Does anyone remember these? Ooooh how I love retro tech ^_^
I could have edited the brightness of the picture, but it makes it look more like a vibey Shimokatazawa jazz cafe so I decided to leave it.
Should I add a visit to an “Off” store to my itinerary?
This is the all-important question, and especially relevant to you if your time is limited.
For me, recycle shops like these are a little like exploring a cave, sometimes you’ll find treasure (ok I’ve never found actual treasure in a cave, you got me), and sometimes you’ll come up empty. If you’ve got a big love for anime, trading cards, or pop culture in general, then you should absolutely visit Hobby Off.
Top tip: If you love finding good deals and getting lost in an underground electronic treasure trove, check out Nakano Broadway It’s a little like Akihabara, only with better prices and a far nicer experience to look around.
There are a few in central Tokyo so it’ll slot nicely into your itinerary and won’t take up too much time or money trying to get there. If you love cameras and retro electronics, I would suggest looking in Hard Off Japan.
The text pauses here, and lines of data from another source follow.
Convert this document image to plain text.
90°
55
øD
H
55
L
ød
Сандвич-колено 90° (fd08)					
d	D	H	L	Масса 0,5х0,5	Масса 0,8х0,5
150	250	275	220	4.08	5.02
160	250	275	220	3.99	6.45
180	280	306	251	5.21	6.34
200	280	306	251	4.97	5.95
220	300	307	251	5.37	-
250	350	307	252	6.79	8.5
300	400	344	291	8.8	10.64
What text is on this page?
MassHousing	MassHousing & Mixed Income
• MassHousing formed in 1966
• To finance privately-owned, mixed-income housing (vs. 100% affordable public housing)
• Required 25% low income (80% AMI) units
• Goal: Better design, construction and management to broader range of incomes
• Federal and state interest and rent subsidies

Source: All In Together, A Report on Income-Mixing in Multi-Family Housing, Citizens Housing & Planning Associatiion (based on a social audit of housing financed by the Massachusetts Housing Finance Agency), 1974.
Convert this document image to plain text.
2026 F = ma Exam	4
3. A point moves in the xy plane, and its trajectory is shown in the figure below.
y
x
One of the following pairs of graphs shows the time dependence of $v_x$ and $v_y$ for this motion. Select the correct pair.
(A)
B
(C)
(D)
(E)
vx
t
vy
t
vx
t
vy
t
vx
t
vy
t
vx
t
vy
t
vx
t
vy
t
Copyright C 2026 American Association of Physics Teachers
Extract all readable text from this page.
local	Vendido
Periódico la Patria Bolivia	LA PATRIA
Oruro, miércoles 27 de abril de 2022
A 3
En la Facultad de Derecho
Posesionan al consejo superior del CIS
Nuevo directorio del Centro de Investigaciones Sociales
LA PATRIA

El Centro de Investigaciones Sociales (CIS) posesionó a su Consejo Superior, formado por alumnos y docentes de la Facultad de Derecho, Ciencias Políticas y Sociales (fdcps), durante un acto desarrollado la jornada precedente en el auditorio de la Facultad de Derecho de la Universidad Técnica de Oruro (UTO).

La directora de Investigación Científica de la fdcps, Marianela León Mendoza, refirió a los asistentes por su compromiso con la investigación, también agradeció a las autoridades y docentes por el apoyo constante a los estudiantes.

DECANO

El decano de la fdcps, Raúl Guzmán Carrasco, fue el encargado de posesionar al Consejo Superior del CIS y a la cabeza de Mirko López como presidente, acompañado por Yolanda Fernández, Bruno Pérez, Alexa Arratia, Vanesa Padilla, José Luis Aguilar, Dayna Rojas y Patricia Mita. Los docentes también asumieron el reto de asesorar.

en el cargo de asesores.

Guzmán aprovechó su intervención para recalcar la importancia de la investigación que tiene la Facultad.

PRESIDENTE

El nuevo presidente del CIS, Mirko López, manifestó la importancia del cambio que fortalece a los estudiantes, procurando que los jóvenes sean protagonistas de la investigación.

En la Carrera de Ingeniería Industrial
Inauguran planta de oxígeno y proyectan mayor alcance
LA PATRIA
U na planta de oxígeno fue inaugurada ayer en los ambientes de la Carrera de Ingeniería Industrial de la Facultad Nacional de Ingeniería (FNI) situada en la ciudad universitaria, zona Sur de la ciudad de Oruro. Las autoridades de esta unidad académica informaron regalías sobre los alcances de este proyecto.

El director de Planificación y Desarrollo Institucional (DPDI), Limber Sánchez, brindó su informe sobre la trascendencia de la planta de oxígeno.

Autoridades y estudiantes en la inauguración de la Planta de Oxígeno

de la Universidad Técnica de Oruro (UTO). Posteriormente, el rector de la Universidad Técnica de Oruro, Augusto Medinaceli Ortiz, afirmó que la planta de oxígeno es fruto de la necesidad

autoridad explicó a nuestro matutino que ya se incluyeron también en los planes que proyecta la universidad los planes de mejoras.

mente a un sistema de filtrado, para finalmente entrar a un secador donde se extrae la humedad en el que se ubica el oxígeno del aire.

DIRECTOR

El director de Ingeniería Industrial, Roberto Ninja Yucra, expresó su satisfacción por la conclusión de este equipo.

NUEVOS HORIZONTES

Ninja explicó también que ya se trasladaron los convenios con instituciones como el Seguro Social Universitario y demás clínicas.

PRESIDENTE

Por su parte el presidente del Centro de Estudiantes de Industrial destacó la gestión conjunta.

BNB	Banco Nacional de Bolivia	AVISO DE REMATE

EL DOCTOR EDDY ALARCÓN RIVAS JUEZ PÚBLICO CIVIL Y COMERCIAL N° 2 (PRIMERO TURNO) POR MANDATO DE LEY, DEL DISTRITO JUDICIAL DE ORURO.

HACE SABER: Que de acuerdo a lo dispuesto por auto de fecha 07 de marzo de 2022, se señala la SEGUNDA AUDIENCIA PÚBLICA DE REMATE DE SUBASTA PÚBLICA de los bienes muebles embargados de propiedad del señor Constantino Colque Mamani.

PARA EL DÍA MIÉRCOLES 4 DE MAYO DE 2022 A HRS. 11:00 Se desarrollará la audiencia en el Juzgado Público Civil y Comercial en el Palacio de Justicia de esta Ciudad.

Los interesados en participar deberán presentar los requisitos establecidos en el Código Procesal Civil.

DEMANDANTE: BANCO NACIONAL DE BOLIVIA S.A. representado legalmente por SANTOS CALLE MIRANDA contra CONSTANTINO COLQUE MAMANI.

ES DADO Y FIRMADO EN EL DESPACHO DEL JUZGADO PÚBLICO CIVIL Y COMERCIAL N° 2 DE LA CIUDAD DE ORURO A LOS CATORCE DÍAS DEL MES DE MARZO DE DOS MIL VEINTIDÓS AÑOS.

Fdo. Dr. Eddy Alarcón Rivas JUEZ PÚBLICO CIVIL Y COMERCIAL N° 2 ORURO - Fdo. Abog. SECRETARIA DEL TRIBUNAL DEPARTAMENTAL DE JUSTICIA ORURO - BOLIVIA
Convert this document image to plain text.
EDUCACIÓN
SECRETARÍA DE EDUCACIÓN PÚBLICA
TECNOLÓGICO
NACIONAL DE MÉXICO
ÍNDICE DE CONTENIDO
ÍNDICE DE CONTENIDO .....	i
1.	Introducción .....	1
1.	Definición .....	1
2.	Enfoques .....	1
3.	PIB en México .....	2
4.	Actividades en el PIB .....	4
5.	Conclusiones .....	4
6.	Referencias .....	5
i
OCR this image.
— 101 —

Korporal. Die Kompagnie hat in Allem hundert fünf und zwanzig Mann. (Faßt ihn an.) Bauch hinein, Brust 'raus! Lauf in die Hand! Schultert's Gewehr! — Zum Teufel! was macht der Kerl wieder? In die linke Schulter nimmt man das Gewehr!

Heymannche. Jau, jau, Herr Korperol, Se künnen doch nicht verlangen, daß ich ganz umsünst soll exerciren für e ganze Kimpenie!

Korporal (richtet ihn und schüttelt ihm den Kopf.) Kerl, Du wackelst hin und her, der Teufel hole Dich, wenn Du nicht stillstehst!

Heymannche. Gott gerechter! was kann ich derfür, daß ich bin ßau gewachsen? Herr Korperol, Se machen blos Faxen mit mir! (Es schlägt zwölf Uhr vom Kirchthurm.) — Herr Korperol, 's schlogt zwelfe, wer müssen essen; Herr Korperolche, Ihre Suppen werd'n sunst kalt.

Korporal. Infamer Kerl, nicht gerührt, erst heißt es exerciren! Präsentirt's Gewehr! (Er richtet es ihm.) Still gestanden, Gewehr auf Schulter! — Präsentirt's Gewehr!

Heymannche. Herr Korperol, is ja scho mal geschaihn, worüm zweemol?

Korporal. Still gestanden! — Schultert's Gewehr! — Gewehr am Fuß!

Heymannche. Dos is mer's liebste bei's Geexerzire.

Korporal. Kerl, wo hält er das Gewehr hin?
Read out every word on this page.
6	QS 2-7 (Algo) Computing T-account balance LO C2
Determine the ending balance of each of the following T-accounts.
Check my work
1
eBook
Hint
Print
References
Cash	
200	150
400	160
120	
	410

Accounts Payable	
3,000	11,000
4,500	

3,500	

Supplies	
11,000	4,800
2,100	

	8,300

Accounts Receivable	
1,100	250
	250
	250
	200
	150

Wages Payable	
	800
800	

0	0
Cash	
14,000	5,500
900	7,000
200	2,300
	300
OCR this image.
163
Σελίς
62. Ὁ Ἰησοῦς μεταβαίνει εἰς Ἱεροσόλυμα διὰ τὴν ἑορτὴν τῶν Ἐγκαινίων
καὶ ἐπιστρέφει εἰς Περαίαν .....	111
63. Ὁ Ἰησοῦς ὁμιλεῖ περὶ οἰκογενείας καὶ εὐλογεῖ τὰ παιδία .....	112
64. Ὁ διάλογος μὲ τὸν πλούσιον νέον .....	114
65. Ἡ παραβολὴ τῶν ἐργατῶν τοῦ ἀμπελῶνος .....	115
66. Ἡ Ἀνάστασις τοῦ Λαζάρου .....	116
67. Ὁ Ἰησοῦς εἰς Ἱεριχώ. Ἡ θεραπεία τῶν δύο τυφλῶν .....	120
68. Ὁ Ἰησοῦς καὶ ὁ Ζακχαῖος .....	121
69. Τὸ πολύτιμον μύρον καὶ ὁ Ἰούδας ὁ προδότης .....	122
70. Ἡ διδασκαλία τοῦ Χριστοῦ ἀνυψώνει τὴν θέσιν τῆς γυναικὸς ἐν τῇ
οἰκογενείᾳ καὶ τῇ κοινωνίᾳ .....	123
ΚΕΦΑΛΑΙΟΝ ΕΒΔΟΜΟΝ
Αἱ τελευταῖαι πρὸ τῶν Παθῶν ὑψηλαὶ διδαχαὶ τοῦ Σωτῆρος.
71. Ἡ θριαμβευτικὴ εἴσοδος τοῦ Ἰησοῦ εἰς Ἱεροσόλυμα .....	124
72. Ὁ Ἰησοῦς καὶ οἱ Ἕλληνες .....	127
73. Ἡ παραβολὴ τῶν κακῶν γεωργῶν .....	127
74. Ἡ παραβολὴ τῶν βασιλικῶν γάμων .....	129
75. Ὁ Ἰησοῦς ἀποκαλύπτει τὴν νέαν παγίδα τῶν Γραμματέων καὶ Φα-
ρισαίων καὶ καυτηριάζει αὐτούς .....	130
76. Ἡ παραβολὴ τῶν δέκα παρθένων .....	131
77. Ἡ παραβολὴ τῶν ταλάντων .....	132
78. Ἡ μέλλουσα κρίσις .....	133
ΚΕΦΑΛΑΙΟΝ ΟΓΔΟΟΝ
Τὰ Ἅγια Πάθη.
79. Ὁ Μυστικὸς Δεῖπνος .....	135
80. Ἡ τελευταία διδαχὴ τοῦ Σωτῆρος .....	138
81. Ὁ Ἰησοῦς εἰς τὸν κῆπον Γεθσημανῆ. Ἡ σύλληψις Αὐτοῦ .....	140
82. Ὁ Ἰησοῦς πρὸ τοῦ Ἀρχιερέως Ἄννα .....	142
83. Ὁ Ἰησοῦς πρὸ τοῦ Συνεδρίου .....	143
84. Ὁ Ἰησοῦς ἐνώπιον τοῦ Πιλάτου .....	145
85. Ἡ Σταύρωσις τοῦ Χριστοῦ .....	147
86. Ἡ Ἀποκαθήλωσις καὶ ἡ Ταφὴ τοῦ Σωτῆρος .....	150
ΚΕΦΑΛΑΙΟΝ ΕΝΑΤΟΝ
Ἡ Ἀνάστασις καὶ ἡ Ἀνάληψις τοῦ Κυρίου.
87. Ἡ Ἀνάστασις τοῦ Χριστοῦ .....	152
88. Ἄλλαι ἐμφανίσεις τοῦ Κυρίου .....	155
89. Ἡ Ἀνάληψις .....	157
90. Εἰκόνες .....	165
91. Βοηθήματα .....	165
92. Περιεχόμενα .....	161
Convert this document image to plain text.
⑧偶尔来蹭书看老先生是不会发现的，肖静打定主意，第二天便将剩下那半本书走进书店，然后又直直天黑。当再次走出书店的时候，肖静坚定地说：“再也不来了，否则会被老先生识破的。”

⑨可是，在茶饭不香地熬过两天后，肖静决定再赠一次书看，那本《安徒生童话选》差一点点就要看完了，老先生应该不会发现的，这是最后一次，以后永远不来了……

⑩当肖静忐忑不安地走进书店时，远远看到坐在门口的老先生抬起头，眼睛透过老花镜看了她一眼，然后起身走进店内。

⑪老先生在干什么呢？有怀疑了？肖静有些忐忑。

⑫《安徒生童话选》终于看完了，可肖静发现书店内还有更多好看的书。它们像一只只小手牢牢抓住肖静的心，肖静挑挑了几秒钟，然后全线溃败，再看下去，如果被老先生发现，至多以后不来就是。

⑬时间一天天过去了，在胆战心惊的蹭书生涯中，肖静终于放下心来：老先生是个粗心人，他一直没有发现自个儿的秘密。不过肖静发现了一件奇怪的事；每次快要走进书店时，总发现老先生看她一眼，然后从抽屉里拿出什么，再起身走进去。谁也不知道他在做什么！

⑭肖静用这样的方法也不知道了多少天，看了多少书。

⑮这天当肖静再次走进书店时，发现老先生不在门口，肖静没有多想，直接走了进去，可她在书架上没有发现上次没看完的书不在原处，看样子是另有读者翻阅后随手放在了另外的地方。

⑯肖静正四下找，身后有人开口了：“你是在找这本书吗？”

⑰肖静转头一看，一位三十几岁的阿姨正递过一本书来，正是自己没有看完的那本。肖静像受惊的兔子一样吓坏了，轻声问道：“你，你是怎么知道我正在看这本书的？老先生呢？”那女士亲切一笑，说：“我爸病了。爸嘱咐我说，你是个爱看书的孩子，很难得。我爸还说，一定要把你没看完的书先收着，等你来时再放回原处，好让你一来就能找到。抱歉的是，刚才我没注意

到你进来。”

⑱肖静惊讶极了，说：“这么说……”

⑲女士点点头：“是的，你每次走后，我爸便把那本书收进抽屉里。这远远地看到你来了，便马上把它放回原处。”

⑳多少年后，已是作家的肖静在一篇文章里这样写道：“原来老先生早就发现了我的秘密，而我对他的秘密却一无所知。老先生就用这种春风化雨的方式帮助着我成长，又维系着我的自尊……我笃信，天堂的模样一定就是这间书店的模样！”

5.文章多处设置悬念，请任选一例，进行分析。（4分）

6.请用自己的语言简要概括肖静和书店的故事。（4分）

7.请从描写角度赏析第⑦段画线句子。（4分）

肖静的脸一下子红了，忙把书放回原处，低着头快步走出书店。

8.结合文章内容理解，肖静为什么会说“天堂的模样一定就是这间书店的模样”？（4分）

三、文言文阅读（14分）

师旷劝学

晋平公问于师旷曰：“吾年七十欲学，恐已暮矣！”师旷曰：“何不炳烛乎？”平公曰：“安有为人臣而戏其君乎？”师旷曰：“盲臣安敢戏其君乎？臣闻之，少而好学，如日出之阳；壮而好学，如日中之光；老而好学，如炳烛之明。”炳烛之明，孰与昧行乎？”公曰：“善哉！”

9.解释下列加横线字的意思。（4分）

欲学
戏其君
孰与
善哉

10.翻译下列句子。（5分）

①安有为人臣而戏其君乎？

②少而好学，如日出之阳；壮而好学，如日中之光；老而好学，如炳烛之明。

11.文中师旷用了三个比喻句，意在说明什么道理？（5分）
As is the case with each of these branches. I would never suggest taking an entire day to go to a specific one (like eco-town) unless you absolutely know you want to go there. You’ll find plenty of second-hand stores as you explore various towns and cities, and you’ll almost definitely come across one of the off-stores during your travels. If you do happen upon a secondhand store, go in it! It’s an experience every first-timer should have!
I’d also suggest setting an alarm if you’re anything like me. I can’t go into Yodobashi camera or BIC camera without putting one on because I’d honestly be stuck in there for hours!
So to sum up, Japan’s famous ‘Off’ stores are a charming place to go if you’re looking for something a bit different, or if you’re a hobby nerd like I am. The quality is unmatched for second-hand goods, and they’ve honestly got practically everything you’d ever need, or want!
That said, if your time is limited or it’s your first trip to Japan, I’d recommend you only go to one if it’s on your route and don’t plan to visit one specifically unless it’s next to something else you want to see. But hey, it’s your holiday, so you do you!